Apple does not communicate any of this via the dialog box.

4 Comments RSS · Twitter

I guess there also are improvements in the new Safari App Extensions API, but if you rely on extensions like Ghostery and uBlock Origin you will probably not enjoy where this is heading. Right now you can still activate them again (they are automatically inactivated after the update) but the writing is on the wall. Ghostery is preparing a simplified version – Ghostery Lite – but as the name suggest I assume it won't have all the functionality of the current extension. As for uBlock Origin it does not seem to be any work done (or if it is even possible) to port it to the new API.

@ AdrianB - There are multiple extensions in the Mac App store that do the same thing as Ghostery or uBlock Origin - blocking ads and trackers.
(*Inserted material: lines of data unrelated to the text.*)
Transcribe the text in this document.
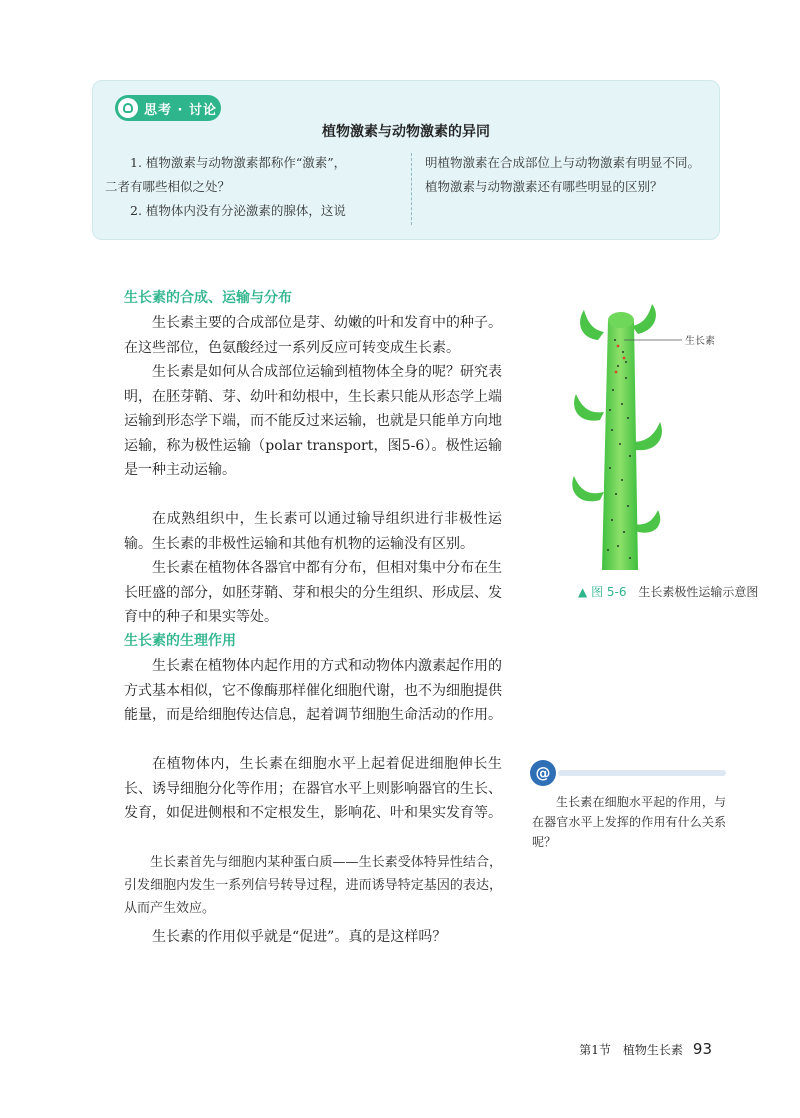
思考 · 讨论
植物激素与动物激素的异同

1. 植物激素与动物激素都称作“激素”，

二者有哪些相似之处？

2. 植物体内没有分泌激素的腺体，这说

明植物激素在合成部位上与动物激素有明显不同。植物激素与动物激素还有哪些明显的区别？

生长素的合成、运输与分布

生长素主要的合成部位是芽、幼嫩的叶和发育中的种子。在这些部位，色氨酸经过一系列反应可转变成生长素。

生长素是如何从合成部位运输到植物体全身的呢？研究表明，在胚芽鞘、芽、幼叶和幼根中，生长素只能从形态学上端运输到形态学下端，而不能反过来运输，也就是只能单方向地运输，称为极性运输（polar transport，图5-6）。极性运输是一种主动运输。

在成熟组织中，生长素可以通过输导组织进行非极性运输。生长素的非极性运输和其他有机物的运输没有区别。

生长素在植物体各器官中都有分布，但相对集中分布在生长旺盛的部分，如胚芽鞘、芽和根尖的分生组织、形成层、发育中的种子和果实等处。

生长素
▲ 图 5-6 生长素极性运输示意图
生长素的生理作用

生长素在植物体内起作用的方式和动物体内激素起作用的方式基本相似，它不像酶那样催化细胞代谢，也不为细胞提供能量，而是给细胞传达信息，起着调节细胞生命活动的作用。

在植物体内，生长素在细胞水平上起着促进细胞伸长生长、诱导细胞分化等作用；在器官水平上则影响器官的生长、发育，如促进侧根和不定根发生，影响花、叶和果实发育等。

生长素首先与细胞内某种蛋白质——生长素受体特异性结合，引发细胞内发生一系列信号转导过程，进而诱导特定基因的表达，从而产生效应。

生长素的作用似乎就是“促进”。真的是这样吗？

@

生长素在细胞水平起的作用，与在器官水平上发挥的作用有什么关系呢？

第1节　植物生长素 93
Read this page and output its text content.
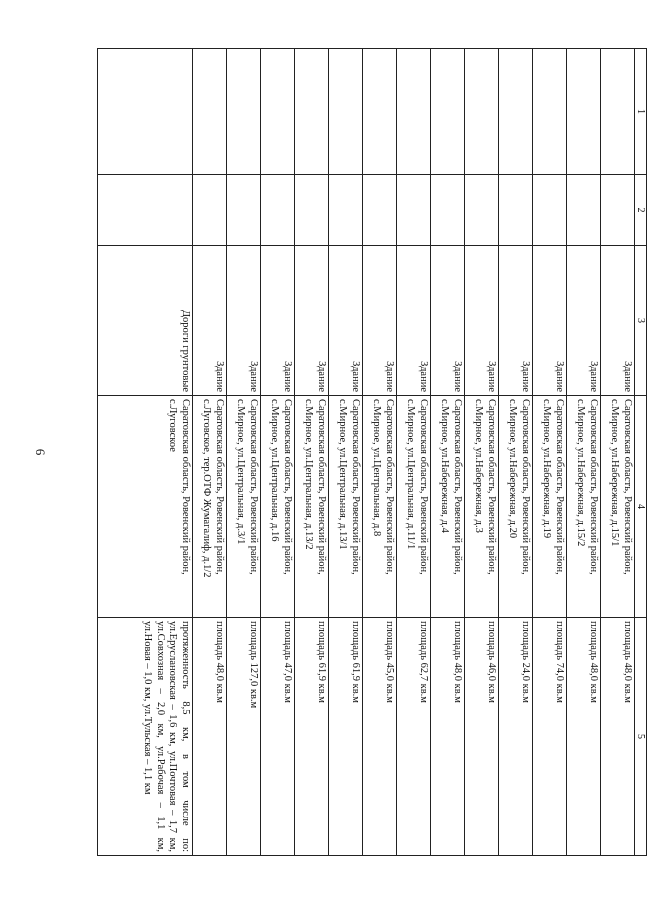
6
1	2	3	4	5
		Здание	Саратовская область, Ровенский район,
с.Мирное, ул.Набережная, д.15/1	площадь 48,0 кв.м
		Здание	Саратовская область, Ровенский район,
с.Мирное, ул.Набережная, д.15/2	площадь 48,0 кв.м
		Здание	Саратовская область, Ровенский район,
с.Мирное, ул.Набережная, д.19	площадь 74,0 кв.м
		Здание	Саратовская область, Ровенский район,
с.Мирное, ул.Набережная, д.20	площадь 24,0 кв.м
		Здание	Саратовская область, Ровенский район,
с.Мирное, ул.Набережная, д.3	площадь 46,0 кв.м
		Здание	Саратовская область, Ровенский район,
с.Мирное, ул.Набережная, д.4	площадь 48,0 кв.м
		Здание	Саратовская область, Ровенский район,
с.Мирное, ул.Центральная, д.11/1	площадь 62,7 кв.м
		Здание	Саратовская область, Ровенский район,
с.Мирное, ул.Центральная, д.8	площадь 45,0 кв.м
		Здание	Саратовская область, Ровенский район,
с.Мирное, ул.Центральная, д.13/1	площадь 61,9 кв.м
		Здание	Саратовская область, Ровенский район,
с.Мирное, ул.Центральная, д.13/2	площадь 61,9 кв.м
		Здание	Саратовская область, Ровенский район,
с.Мирное, ул.Центральная, д.16	площадь 47,0 кв.м
		Здание	Саратовская область, Ровенский район,
с.Мирное, ул.Центральная, д.3/1	площадь 127,0 кв.м
		Здание	Саратовская область, Ровенский район,
с.Луговское, тер.ОТФ Жумагалиф, д.1/2	площадь 48,0 кв.м
		Дороги грунтовые	Саратовская область, Ровенский район,
с.Луговское	протяженность 8,5 км, в том числе по: ул.Еруслановская – 1,6 км, ул.Почтовая – 1,7 км, ул.Совхозная – 2,0 км, ул.Рабочая – 1,1 км, ул.Новая – 1,0 км, ул.Тульская – 1,1 км
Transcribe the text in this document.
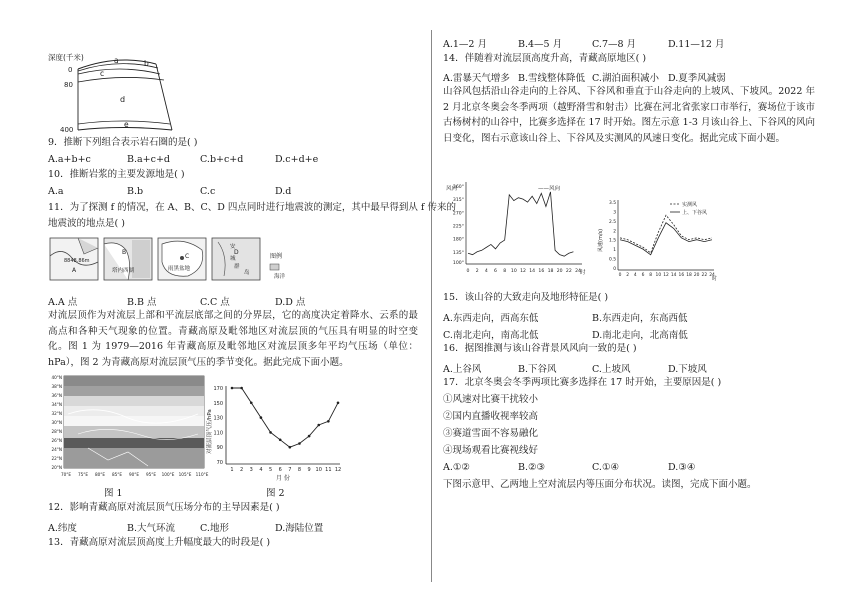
深度(千米)
0
80
400
a	b
c
d
e
9．推断下列组合表示岩石圈的是( )
A.a+b+c	B.a+c+d	C.b+c+d	D.c+d+e
10．推断岩浆的主要发源地是( )
A.a	B.b	C.c	D.d
11．为了探测 f 的情况，在 A、B、C、D 四点同时进行地震波的测定，其中最早得到从 f 传来的
地震波的地点是( )
8848.86m
A
B
塔内西湖
C
雨黑盆地
D
安
城
群
岛
图例
海洋
A.A 点	B.B 点	C.C 点	D.D 点
对流层顶作为对流层上部和平流层底部之间的分界层，它的高度决定着降水、云系的最高点和各种天气现象的位置。青藏高原及毗邻地区对流层顶的气压具有明显的时空变化。图 1 为 1979—2016 年青藏高原及毗邻地区对流层顶多年平均气压场（单位：hPa），图 2 为青藏高原对流层顶气压的季节变化。据此完成下面小题。
40°N
38°N
36°N
34°N
32°N
30°N
28°N
26°N
24°N
22°N
20°N
70°E 75°E 80°E 85°E 90°E 95°E 100°E 105°E 110°E
图 1
对流层顶气压/hPa
月 份
170
150
130
110
90
70
1 2 3 4 5 6 7 8 9 10 11 12
图 2
12．影响青藏高原对流层顶气压场分布的主导因素是( )
A.纬度	B.大气环流	C.地形	D.海陆位置
13．青藏高原对流层顶高度上升幅度最大的时段是( )
A.1—2 月	B.4—5 月	C.7—8 月	D.11—12 月
14．伴随着对流层顶高度升高，青藏高原地区( )
A.雷暴天气增多 B.雪线整体降低 C.湖泊面积减小 D.夏季风减弱
山谷风包括沿山谷走向的上谷风、下谷风和垂直于山谷走向的上坡风、下坡风。2022 年 2 月北京冬奥会冬季两项（越野滑雪和射击）比赛在河北省张家口市举行，赛场位于该市古杨树村的山谷中，比赛多选择在 17 时开始。图左示意 1-3 月该山谷上、下谷风的风向日变化，图右示意该山谷上、下谷风及实测风的风速日变化。据此完成下面小题。
风向	——风向
时
360°
315°
270°
225°
180°
135°
100°
0 2 4 6 8 10 12 14 16 18 20 22 24
风速(m/s)
实测风
上、下谷风
时
3.5
3
2.5
2
1.5
1
0.5
0
0 2 4 6 8 10 12 14 16 18 20 22 24
15．该山谷的大致走向及地形特征是( )
A.东西走向，西高东低	B.东西走向，东高西低
C.南北走向，南高北低	D.南北走向，北高南低
16．据图推测与该山谷背景风风向一致的是( )
A.上谷风	B.下谷风	C.上坡风	D.下坡风
17．北京冬奥会冬季两项比赛多选择在 17 时开始，主要原因是( )
①风速对比赛干扰较小
②国内直播收视率较高
③赛道雪面不容易融化
④现场观看比赛视线好
A.①②	B.②③	C.①④	D.③④
下图示意甲、乙两地上空对流层内等压面分布状况。读图，完成下面小题。
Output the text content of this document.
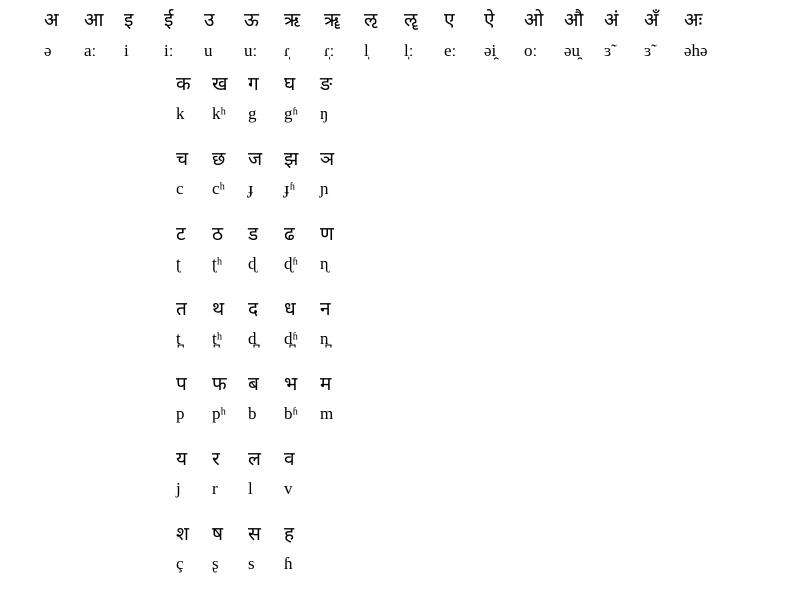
अ	आ	इ	ई	उ	ऊ	ऋ	ॠ	ऌ	ॡ	ए	ऐ	ओ	औ	अं	अँ	अः
ə	aː	i	iː	u	uː	ɾ̩	ɾ̩ː	l̩	l̩ː	eː	əi̯	oː	əu̯	ɜ̃	ɜ̃	əhə
क	ख	ग	घ	ङ
k	kʰ	g	gʱ	ŋ
च	छ	ज	झ	ञ
c	cʰ	ɟ	ɟʱ	ɲ
ट	ठ	ड	ढ	ण
ʈ	ʈʰ	ɖ	ɖʱ	ɳ
त	थ	द	ध	न
t̪	t̪ʰ	d̪	d̪ʱ	n̪
प	फ	ब	भ	म
p	pʰ	b	bʱ	m
य	र	ल	व
j	r	l	v
श	ष	स	ह
ç	ʂ	s	ɦ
And they all use the same blocklists as uBlock (basically). I personally use 1Blocker, which is a little bit more on the pricy side but has been around for a long time and has a decent reputation, but some of those Safari extensions go for as little as 2 USD.

Yeah, I'm already using 1Blocker for iOS and I know there are others as well, but do the really work as well and are the able to the exact same things as Ghostery and uBlock Origin specifically?

I was under the impression that there are limitations to what these MAS extensions can do, compared to the ones that where using the old javascript API. (I don't know exactly what though, I think I read something about not being able to subscribe to updated blocklists.)

Also, there seems to be a lot of users that thinks uBlock Origin is currently the best one out there.

I am much more interested in the "Webkit" improvements, i.e HTML / CSS features, Javascript and Rendering Performance improvement than the user features from Safari 12. The Webkit team promised that will blog about it later.